Read it years ago. Powerful and very perplexing, but definitely worth reading.
 
This has been on my 'To Read' shelf for a while. After reading this positive thread it has wormed its way to the top of the pile.
 
Has anyone read David Lindsay's 1920 classic Voyage to Arcturus? I re-read it online recently, it was quite a few years ago when I first read it. It seems to straddle science fiction, fantasy & gnosticism all at once.
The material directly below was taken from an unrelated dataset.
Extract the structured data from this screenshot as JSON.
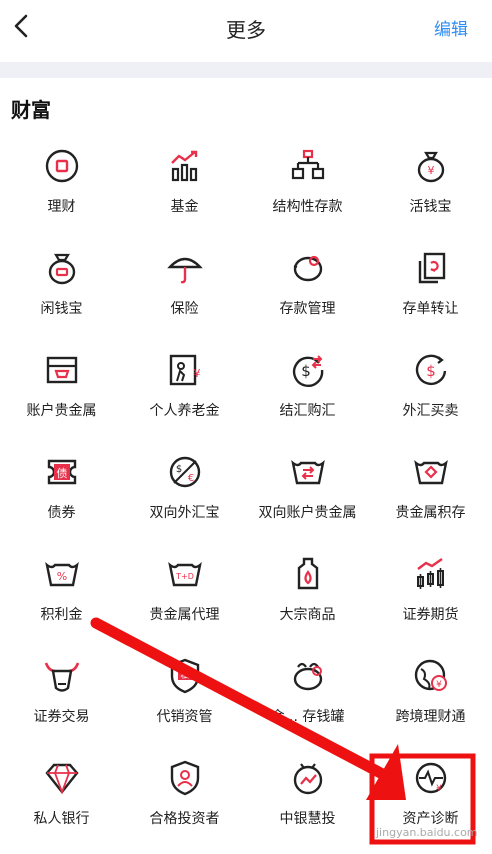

I have the old Ballantine Books paperback edition, the cover showing Maskull and Oceaxe astride the shrowk. I think of Lindsay as one of the Top Three sf visionaries - the other two being C S Lewis and Olaf Stapledon. In their writings each was infinitely different from the others, but each was lambent with a numinous awesomeness of vision. Lindsay's was the self-contradictory one, though; his particular vision refuted by the brilliance of his own depiction of Tormance. For when you consider the stated message of the book - that this universe is a cheat, a falsity, and it's not worth a fig in comparison with the transcendent dimension of Muspel - alongside the marvellous wonder of Tormance, you realize that Lindsay's genius has refuted his own gnostic dogma.
Has anyone read David Lindsay's 1920 classic Voyage to Arcturus? I re-read it online recently, it was quite a few years ago when I first read it. It seems to straddle science fiction, fantasy & gnosticism all at once.
 
"....one of the Top Three sf visionaries..."

Well, I love Lewis's trilogy, and I've read Arcturus more than once, and liked The Haunted Woman a lot, so Lindsay rates pretty well with me. Where should I start Stapledon?
 
Read it around '75. Really liked it at the time, but now I'll have to read it again.